Случилось мне по заданию редакции выехать на аварийную буровую, к нефтяникам. В пяти километрах от города вот уже вторые сутки днем и ночью, ревущая вулканом, фонтанировала вспыхнувшей струей попутного газа надолго, если не навсегда, загубленная нефтяная скважина. Даже в полдень факел пожара хорошо был виден из города. Буровая установка и весь ее инструмент — вся элегантная конструкция в момент взрыва разрушилась, будто собранная из деталек детского конструктора. Остатки сооружения оплавились, будто восковые. На месте взрыва постепенно образовалась необъятная воронка-озеро с огнедышащим кратером посередине.
На редакционном «уазике» подскочили мы к буровой, когда в небе стемнело. Дело было осенью, и дни гасли рано. Со свистом летели в непроглядную высь куски породы, вода, ошметья грязи, плескалось пламя, рваный дым стремительно возносился на плечах фонтана к наплывавшим со всех сторон любопытным облакам, подсвеченным от земли стоячим, трубным костром.
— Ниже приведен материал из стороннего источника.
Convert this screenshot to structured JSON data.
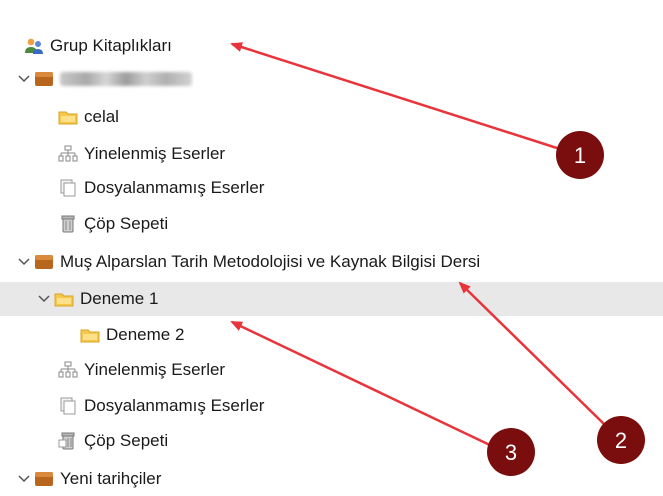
{
  "tree": {
    "group_libraries": "Grup Kitaplıkları",
    "lib1": {
      "name_obscured": "",
      "items": [
        "celal",
        "Yinelenmiş Eserler",
        "Dosyalanmamış Eserler",
        "Çöp Sepeti"
      ]
    },
    "lib2": {
      "name": "Muş Alparslan Tarih Metodolojisi ve Kaynak Bilgisi Dersi",
      "collection": "Deneme 1",
      "subcollection": "Deneme 2",
      "items": [
        "Yinelenmiş Eserler",
        "Dosyalanmamış Eserler",
        "Çöp Sepeti"
      ]
    },
    "lib3": {
      "name": "Yeni tarihçiler"
    }
  },
  "annotations": {
    "badges": [
      "1",
      "2",
      "3"
    ],
    "color": "#7a0d0d",
    "arrow_color": "#e8343a"
  }
}
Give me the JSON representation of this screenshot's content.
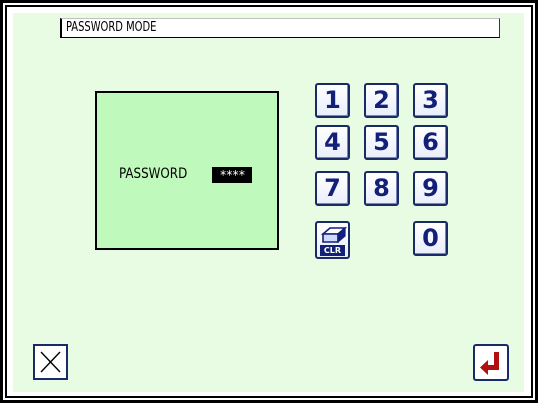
{
  "title": "PASSWORD MODE",
  "password": {
    "label": "PASSWORD",
    "masked_value": "****"
  },
  "keypad": {
    "keys": [
      "1",
      "2",
      "3",
      "4",
      "5",
      "6",
      "7",
      "8",
      "9",
      "0"
    ],
    "clear_label": "CLR"
  },
  "icons": {
    "cancel": "close-x-icon",
    "enter": "enter-return-icon",
    "clear": "eraser-icon"
  },
  "colors": {
    "screen_bg": "#e7fce3",
    "panel_bg": "#bff9bb",
    "key_text": "#13207a",
    "enter_arrow": "#b01010"
  }
}
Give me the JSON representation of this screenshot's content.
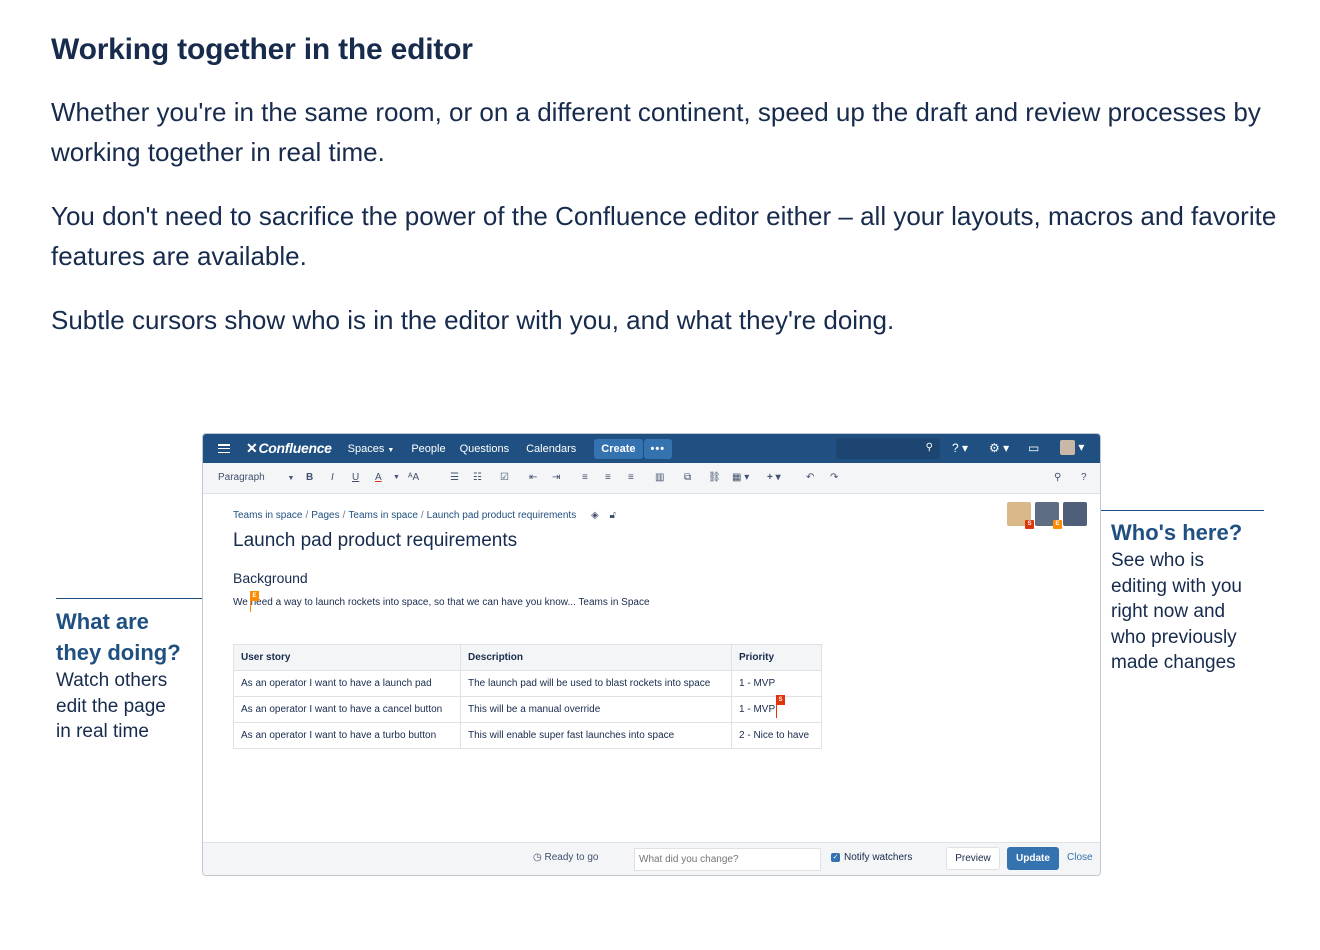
{
  "article": {
    "heading": "Working together in the editor",
    "paragraphs": [
      "Whether you're in the same room, or on a different continent, speed up the draft and review processes by working together in real time.",
      "You don't need to sacrifice the power of the Confluence editor either – all your layouts, macros and favorite features are available.",
      "Subtle cursors show who is in the editor with you, and what they're doing."
    ]
  },
  "callouts": {
    "left": {
      "title_line1": "What are",
      "title_line2": "they doing?",
      "text_lines": [
        "Watch others",
        "edit the page",
        "in real time"
      ]
    },
    "right": {
      "title": "Who's here?",
      "text_lines": [
        "See who is",
        "editing with you",
        "right now and",
        "who previously",
        "made changes"
      ]
    }
  },
  "app": {
    "logo": "Confluence",
    "nav": {
      "spaces": "Spaces",
      "people": "People",
      "questions": "Questions",
      "calendars": "Calendars",
      "create": "Create",
      "more": "•••"
    },
    "toolbar": {
      "paragraph": "Paragraph",
      "bold": "B",
      "italic": "I",
      "underline": "U",
      "color": "A",
      "size": "ᴬA"
    },
    "breadcrumb": [
      "Teams in space",
      "Pages",
      "Teams in space",
      "Launch pad product requirements"
    ],
    "page_title": "Launch pad product requirements",
    "section_heading": "Background",
    "body_line": "We need a way to launch rockets into space, so that we can have you know... Teams in Space",
    "cursor_labels": {
      "body": "E",
      "table": "S"
    },
    "table": {
      "headers": [
        "User story",
        "Description",
        "Priority"
      ],
      "rows": [
        [
          "As an operator I want to have a launch pad",
          "The launch pad will be used to blast rockets into space",
          "1 - MVP"
        ],
        [
          "As an operator I want to have a cancel button",
          "This will be a manual override",
          "1 - MVP"
        ],
        [
          "As an operator I want to have a turbo button",
          "This will enable super fast launches into space",
          "2 - Nice to have"
        ]
      ]
    },
    "avatar_badges": [
      "S",
      "E"
    ],
    "footer": {
      "status": "Ready to go",
      "change_placeholder": "What did you change?",
      "notify": "Notify watchers",
      "preview": "Preview",
      "update": "Update",
      "close": "Close"
    }
  }
}
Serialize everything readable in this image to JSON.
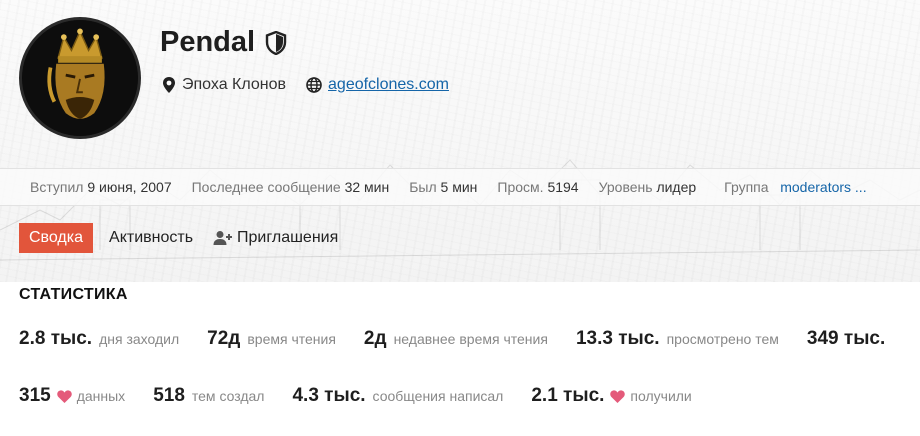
{
  "profile": {
    "username": "Pendal",
    "location": "Эпоха Клонов",
    "website": "ageofclones.com"
  },
  "stats_bar": {
    "joined_label": "Вступил",
    "joined_value": "9 июня, 2007",
    "last_post_label": "Последнее сообщение",
    "last_post_value": "32 мин",
    "seen_label": "Был",
    "seen_value": "5 мин",
    "views_label": "Просм.",
    "views_value": "5194",
    "level_label": "Уровень",
    "level_value": "лидер",
    "group_label": "Группа",
    "group_value": "moderators ..."
  },
  "tabs": [
    {
      "label": "Сводка"
    },
    {
      "label": "Активность"
    },
    {
      "label": "Приглашения"
    }
  ],
  "statistics": {
    "title": "СТАТИСТИКА",
    "row1": [
      {
        "value": "2.8 тыс.",
        "label": "дня заходил"
      },
      {
        "value": "72д",
        "label": "время чтения"
      },
      {
        "value": "2д",
        "label": "недавнее время чтения"
      },
      {
        "value": "13.3 тыс.",
        "label": "просмотрено тем"
      },
      {
        "value": "349 тыс.",
        "label": ""
      }
    ],
    "row2": [
      {
        "value": "315",
        "label": "данных"
      },
      {
        "value": "518",
        "label": "тем создал"
      },
      {
        "value": "4.3 тыс.",
        "label": "сообщения написал"
      },
      {
        "value": "2.1 тыс.",
        "label": "получили"
      }
    ]
  },
  "colors": {
    "accent": "#e2553b",
    "link": "#1565a8",
    "heart": "#e45a7a"
  },
  "icons": {
    "badge": "shield-icon",
    "location": "map-marker-icon",
    "website": "globe-icon",
    "invite": "user-plus-icon",
    "like": "heart-icon"
  }
}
И все это дикое зрелище гигантским древом вставало из воронки и так шаталось, раскидываясь, разветвляясь огненными лапами, лохмато ширилось, врастая в мокрое, откликнувшееся мелким дождиком небо.
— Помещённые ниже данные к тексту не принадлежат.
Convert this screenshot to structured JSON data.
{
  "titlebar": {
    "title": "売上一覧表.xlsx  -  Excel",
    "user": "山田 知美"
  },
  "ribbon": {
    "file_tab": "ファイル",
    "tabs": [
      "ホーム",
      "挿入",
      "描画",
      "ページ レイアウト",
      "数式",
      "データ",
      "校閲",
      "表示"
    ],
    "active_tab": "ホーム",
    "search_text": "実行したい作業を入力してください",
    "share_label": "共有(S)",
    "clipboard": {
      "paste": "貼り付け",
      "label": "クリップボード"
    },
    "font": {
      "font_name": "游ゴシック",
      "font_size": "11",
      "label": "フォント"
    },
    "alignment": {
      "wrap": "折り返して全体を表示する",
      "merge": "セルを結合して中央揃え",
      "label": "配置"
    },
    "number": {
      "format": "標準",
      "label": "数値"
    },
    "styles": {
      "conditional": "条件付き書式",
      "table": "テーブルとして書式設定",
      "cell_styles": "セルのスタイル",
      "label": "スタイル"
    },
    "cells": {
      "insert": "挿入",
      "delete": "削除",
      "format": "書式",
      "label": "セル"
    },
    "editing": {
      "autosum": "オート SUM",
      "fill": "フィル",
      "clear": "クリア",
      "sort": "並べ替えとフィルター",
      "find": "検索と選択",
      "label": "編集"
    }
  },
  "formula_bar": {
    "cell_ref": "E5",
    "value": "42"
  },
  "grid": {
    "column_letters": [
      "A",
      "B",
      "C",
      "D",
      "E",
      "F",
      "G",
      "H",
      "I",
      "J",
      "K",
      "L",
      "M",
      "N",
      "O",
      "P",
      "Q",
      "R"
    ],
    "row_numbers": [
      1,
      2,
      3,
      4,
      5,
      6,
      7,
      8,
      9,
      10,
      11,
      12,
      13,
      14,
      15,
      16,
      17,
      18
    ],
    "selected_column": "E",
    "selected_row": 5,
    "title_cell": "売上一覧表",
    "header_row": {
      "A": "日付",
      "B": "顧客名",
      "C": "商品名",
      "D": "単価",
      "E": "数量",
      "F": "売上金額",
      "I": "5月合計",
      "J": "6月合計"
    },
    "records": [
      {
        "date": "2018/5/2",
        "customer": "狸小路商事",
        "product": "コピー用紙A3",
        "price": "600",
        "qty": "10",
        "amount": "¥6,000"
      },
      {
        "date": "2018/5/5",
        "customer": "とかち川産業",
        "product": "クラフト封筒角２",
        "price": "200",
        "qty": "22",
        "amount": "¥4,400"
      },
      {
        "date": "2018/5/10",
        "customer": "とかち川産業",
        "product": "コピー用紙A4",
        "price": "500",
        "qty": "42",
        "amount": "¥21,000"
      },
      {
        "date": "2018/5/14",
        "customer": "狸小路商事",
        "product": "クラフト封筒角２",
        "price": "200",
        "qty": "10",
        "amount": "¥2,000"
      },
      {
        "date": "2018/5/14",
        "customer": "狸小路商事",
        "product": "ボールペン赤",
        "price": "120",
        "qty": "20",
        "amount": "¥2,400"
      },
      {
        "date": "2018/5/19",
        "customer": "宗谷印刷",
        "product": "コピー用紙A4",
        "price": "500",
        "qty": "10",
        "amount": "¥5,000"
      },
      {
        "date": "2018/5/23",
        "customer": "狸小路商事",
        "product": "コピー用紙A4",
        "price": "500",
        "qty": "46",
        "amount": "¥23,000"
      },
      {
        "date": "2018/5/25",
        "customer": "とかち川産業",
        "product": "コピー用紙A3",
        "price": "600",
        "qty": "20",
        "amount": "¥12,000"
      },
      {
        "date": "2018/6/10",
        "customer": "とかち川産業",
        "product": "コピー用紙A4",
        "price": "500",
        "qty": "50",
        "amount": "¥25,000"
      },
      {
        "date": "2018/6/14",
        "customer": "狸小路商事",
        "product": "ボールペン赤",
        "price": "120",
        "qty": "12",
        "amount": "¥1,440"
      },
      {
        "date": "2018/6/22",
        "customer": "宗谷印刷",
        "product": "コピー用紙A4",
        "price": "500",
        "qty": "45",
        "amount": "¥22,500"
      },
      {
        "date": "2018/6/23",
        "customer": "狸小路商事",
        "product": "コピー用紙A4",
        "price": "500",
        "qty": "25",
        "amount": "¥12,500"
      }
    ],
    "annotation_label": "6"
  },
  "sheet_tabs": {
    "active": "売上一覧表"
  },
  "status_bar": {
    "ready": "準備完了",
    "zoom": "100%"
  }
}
Газ, под давлением вырывавшийся из скважины, иногда как бы отталкивал огонь от земли. Иногда на прозрачный, незримый у своего основания ствол фонтанного древа порывами набегал дождевой, холодный ветер, менявший направление, и то, что неиссякаемой лавиной сыпалось прежде в определенном беспорядке, начинало сыпаться без всякой определенности.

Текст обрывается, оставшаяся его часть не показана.